Cybersecurity is a growing concern for health systems, regulators, researchers and medical device manufacturers as well as patients. As more devices become connected, cybersecurity risk increases – and security incidents can profoundly impact an organization’s productivity, finances, quality of care and reputation.
As a leading medtech and digital solutions provider, GE Healthcare plays a crucial role in providing health systems with the security and reliability they need today. We have a robust team of security experts in place and follow a comprehensive product security approach. Over the last two years in particular, GE Healthcare has made a concerted effort to drive greater transparency into how we assess and mitigate potential cyber risks throughout the lifecycle of our products. In vulnerability management, we are doing more to identify and communicate potential threats earlier – while also being more proactive with customers in how we respond to those threats. For example, we launched a novel security portal to notify customers of potential critical vulnerabilities impacting our products promptly after discovery, and to share proposed remediation plans when needed (e.g. patching, mitigating controls etc.) We still have more to do, but customers tell us they are noticing the difference.
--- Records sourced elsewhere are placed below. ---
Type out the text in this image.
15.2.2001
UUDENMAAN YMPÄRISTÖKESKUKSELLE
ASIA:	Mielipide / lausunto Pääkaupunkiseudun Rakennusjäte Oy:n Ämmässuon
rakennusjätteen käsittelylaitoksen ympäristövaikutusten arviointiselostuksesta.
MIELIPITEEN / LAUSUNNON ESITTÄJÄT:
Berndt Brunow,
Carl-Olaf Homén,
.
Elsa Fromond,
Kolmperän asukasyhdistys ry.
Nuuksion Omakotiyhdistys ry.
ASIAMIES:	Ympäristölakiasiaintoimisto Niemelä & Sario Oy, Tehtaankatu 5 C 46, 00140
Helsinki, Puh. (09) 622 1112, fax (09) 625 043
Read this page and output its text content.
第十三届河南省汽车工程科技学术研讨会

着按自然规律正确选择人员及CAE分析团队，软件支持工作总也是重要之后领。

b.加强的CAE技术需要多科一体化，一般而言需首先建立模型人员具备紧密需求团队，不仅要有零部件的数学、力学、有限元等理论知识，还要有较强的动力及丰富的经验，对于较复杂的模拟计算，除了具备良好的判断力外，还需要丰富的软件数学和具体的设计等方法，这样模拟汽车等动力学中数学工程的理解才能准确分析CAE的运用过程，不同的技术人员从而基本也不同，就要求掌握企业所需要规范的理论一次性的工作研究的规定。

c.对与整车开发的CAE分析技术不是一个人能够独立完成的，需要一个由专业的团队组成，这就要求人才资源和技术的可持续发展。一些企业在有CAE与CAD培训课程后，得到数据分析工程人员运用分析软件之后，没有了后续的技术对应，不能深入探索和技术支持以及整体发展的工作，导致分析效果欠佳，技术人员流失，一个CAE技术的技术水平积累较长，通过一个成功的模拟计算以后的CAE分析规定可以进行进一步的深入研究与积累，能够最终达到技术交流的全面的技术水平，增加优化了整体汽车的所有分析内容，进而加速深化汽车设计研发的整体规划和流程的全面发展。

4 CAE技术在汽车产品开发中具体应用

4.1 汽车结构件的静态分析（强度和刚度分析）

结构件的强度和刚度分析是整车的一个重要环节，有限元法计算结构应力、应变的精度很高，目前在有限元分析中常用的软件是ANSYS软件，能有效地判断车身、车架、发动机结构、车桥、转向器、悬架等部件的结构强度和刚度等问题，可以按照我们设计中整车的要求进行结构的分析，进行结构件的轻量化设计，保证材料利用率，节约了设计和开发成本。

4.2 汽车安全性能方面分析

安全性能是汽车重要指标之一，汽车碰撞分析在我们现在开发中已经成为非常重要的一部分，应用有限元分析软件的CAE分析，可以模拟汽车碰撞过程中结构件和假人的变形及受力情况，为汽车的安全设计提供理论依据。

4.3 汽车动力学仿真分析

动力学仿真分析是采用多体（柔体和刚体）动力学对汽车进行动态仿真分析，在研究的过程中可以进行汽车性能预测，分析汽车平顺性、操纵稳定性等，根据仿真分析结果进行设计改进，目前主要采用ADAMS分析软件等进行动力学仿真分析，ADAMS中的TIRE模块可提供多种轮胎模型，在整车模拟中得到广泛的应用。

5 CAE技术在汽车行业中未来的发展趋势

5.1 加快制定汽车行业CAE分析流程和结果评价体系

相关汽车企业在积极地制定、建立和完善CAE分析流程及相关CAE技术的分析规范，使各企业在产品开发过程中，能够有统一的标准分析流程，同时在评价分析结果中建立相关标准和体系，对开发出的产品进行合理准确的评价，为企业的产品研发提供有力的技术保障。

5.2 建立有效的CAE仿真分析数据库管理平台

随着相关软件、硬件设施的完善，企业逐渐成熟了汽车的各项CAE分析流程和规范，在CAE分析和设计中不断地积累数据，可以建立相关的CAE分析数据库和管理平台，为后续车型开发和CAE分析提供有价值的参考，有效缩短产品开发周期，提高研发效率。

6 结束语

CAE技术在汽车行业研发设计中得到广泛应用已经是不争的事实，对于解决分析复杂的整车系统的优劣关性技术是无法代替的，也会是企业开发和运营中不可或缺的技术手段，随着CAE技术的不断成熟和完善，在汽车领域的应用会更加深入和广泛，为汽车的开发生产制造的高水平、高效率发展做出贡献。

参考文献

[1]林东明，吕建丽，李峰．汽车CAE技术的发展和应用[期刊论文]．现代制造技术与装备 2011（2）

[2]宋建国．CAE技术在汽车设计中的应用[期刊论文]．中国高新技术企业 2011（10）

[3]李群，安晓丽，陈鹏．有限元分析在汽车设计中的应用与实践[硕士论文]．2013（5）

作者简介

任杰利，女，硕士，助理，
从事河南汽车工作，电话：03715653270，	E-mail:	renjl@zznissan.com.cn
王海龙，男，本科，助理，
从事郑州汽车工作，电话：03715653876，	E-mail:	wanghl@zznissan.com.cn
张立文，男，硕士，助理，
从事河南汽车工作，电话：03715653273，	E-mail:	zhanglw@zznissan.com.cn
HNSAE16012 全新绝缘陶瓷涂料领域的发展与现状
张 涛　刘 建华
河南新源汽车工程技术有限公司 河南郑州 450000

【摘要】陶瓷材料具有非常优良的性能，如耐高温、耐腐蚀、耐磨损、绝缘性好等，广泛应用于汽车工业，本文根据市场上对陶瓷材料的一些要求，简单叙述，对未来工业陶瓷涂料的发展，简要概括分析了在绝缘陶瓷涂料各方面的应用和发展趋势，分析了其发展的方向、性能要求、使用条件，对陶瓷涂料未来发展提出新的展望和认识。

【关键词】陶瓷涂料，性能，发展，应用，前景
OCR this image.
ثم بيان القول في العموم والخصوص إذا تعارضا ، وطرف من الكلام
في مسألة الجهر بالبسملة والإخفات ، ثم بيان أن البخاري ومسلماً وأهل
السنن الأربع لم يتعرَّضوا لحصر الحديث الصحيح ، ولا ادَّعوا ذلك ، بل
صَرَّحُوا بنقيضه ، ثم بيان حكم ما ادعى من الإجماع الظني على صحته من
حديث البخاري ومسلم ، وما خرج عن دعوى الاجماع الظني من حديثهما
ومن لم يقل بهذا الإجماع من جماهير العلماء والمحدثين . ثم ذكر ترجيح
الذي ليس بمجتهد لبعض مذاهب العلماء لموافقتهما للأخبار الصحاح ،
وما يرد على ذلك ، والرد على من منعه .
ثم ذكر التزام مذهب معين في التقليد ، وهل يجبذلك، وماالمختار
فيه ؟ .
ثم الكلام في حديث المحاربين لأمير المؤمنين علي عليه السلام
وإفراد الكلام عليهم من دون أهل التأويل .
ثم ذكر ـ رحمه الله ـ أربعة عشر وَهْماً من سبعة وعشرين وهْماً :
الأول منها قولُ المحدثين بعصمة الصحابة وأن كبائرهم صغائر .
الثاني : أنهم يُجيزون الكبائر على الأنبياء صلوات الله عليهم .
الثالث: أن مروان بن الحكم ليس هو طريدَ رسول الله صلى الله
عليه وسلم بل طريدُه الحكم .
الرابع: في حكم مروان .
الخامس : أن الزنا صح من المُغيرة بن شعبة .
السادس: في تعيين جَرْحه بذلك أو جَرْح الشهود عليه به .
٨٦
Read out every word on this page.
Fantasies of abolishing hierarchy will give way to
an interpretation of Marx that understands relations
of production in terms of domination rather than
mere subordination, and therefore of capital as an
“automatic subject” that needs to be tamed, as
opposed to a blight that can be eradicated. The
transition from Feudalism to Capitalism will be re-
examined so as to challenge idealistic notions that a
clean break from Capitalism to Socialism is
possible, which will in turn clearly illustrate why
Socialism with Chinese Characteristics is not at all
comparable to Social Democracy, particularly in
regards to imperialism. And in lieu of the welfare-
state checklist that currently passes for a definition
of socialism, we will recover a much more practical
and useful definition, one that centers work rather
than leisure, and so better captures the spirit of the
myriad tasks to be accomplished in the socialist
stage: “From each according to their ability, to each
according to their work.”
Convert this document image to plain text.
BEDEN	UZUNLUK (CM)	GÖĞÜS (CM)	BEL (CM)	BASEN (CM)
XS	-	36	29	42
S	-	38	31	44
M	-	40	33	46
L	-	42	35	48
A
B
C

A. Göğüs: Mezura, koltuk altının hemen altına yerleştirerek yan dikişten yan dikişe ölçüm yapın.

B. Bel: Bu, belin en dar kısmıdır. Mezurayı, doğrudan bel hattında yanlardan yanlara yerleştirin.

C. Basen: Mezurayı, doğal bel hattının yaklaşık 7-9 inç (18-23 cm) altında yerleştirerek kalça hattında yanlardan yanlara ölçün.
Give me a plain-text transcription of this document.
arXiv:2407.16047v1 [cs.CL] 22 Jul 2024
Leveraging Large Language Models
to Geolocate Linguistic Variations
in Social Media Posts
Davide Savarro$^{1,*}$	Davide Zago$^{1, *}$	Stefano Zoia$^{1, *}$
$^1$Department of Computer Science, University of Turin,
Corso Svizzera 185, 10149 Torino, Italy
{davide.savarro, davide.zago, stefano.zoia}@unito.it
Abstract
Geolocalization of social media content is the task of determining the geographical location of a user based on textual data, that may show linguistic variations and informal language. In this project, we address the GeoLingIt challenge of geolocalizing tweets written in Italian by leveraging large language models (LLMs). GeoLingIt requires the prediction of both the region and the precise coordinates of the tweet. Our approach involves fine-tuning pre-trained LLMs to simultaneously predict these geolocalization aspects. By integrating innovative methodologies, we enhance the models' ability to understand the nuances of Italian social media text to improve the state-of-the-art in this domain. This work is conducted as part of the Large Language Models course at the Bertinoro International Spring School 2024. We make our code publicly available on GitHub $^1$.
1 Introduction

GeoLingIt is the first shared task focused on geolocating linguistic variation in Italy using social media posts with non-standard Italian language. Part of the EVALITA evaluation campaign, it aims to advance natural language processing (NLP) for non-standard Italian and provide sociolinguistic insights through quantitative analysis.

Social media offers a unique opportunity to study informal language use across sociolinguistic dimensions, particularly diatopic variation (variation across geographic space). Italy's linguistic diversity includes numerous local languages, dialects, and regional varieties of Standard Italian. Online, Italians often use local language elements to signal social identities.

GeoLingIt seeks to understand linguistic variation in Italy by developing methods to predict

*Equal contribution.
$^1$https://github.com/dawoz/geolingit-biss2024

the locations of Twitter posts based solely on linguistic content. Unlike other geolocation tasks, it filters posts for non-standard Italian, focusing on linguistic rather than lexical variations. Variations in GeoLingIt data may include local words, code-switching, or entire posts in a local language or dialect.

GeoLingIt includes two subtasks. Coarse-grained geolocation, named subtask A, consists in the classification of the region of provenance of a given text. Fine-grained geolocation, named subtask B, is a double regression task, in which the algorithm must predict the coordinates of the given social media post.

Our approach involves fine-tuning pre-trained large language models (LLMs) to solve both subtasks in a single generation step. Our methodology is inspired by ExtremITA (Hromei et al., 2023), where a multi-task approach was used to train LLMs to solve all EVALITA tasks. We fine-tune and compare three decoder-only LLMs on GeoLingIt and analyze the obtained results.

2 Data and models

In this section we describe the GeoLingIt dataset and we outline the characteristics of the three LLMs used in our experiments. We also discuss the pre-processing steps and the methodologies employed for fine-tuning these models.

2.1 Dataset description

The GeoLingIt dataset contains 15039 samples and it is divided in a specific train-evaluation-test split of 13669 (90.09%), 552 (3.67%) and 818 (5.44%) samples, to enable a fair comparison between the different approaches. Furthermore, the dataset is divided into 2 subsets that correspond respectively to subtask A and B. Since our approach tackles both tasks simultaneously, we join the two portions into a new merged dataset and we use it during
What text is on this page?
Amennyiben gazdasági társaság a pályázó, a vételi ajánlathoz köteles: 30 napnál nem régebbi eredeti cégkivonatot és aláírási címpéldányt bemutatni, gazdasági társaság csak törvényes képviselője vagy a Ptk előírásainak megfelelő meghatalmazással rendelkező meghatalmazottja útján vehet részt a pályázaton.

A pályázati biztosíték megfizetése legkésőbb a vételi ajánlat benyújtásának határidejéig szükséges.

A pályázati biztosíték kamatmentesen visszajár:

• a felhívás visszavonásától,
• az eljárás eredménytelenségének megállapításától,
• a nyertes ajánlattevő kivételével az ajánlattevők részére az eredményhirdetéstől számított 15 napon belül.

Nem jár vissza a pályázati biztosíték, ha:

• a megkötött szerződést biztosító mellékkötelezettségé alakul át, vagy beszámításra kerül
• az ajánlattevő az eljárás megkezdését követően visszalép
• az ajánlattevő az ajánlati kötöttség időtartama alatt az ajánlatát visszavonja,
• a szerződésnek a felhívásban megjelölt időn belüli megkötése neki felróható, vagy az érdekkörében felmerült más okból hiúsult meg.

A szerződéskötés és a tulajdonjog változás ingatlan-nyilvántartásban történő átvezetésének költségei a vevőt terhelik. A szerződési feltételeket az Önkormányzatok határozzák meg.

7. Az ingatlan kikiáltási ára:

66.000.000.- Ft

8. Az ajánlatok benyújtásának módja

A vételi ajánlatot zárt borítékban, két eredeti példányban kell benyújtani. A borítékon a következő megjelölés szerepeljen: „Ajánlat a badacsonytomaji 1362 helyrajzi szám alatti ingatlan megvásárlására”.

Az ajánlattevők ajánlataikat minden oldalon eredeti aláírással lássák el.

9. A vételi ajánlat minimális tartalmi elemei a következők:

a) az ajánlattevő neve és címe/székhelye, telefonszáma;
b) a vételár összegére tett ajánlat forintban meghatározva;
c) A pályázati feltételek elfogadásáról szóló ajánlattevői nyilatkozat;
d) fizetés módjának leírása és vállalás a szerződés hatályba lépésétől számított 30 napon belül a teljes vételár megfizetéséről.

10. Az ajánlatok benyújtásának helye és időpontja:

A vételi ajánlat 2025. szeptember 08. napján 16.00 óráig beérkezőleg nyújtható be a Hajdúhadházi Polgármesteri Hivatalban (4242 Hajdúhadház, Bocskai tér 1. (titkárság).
We are also designing and developing products to make them inherently more secure. We’ve held workshops with customers to get feedback and better understand the problems they face. At DEF CON 2019, we made pre-release products available to the research community to help us identify potential vulnerabilities and have worked to remedy those findings. But cybersecurity resilience cannot be solved by device manufacturers alone. The entire ecosystem – equipment providers, health systems, security researchers and government agencies – shares responsibility in improving cybersecurity outcomes.
Health systems too are grappling with how to better manage the rapidly evolving threat environment and the associated risk for their clinical networks – and they have asked for our help. To address these needs, we created and recently launched Skeye, a vendor-agnostic cybersecurity service that helps hospitals proactively monitor and mitigate threats using GE Healthcare’s dedicated network of IT and operational technology (OT) security professionals.
We will continue to engage across the ecosystem and work with government organizations, healthcare providers and security industry leaders on cyber readiness initiatives that support the safe and effective use of our medical devices and software solutions. We also encourage security researchers to proactively engage with us on any potential vulnerabilities and related disclosures in a coordinated and responsible manner. Ultimately, we are all working toward the same goal – helping enable providers to treat patients effectively.